Pengambilan keputusan harus inklusif, menghormati hak-hak masyarakat adat, petani kecil, dan perempuan sebagai penjaga lingkungan. - Perkuat Perlindungan Sosial dan Adaptasi Berbasis Komunitas
Membangun sistem yang mengurangi kerentanan masyarakat terhadap bencana dan memperkuat ketahanan lokal.
Krisis iklim bukan sekadar isu lingkungan. Ia adalah cermin ketimpangan global, kehancuran ekosistem, dan kekerasan sistemik terhadap rakyat kecil. Di balik setiap banjir dan kebakaran hutan, ada jejak keputusan politik yang mengabaikan keselamatan bersama demi keuntungan segelintir elite.
Di balik setiap petani yang kehilangan tanahnya, ada proyek raksasa yang mengatasnamakan pembangunan namun meninggalkan kehancuran. Inilah waktunya untuk menyatakan perlawanan.
Perjuangan melawan krisis iklim adalah perjuangan untuk hidup yang layak, keadilan sosial, dan masa depan yang tidak dibangun di atas penderitaan banyak orang. Ini bukan sekadar tentang menyelamatkan pohon atau menanam ulang hutan, tapi tentang merebut kembali kendali atas tanah, air, benih, dan udara—sumber kehidupan yang selama ini dirampas dan dikomodifikasi.
Kami menyerukan kepada seluruh rakyat:
Untuk tidak tinggal diam, karena diam adalah memberi ruang pada kehancuran.

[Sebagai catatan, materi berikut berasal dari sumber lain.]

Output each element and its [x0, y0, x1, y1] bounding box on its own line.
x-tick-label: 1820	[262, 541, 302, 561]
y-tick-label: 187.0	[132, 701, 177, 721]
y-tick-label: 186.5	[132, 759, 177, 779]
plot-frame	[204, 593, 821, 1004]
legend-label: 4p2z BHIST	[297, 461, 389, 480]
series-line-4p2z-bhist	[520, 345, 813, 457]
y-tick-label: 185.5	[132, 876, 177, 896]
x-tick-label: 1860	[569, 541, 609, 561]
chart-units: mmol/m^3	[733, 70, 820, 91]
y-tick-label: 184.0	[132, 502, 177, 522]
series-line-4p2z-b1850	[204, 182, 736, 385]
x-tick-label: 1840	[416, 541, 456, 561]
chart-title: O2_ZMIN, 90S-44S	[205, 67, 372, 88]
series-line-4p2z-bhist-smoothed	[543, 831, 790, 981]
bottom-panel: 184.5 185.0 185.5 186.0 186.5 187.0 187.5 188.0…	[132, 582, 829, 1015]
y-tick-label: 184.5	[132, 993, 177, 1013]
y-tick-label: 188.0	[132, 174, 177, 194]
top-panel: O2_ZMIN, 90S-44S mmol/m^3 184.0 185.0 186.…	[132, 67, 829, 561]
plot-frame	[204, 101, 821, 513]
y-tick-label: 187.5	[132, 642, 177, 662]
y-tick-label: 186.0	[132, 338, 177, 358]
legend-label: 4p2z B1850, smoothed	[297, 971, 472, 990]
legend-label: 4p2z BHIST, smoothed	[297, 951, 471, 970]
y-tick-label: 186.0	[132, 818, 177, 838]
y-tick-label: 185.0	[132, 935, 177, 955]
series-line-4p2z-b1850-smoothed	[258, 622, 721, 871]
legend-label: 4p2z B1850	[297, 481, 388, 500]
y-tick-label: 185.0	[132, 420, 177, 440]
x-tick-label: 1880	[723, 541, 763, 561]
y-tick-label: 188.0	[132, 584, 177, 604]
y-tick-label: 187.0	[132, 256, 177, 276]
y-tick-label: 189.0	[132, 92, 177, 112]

Untuk mengorganisasi diri, membangun kekuatan kolektif dari desa hingga kota, dari petani hingga buruh, dari perempuan hingga pemuda.
Untuk mengubah arah sejarah, dari sistem yang memusnahkan menjadi sistem yang memulihkan—dari ekstraksi menuju regenerasi, dari dominasi menuju keadilan sosial.
Karena menyelamatkan bumi bukan tugas segelintir orang, melainkan gerakan bersama. Dan gerakan itu dimulai dari keberanian untuk berkata: Cukup sudah. Kami melawan.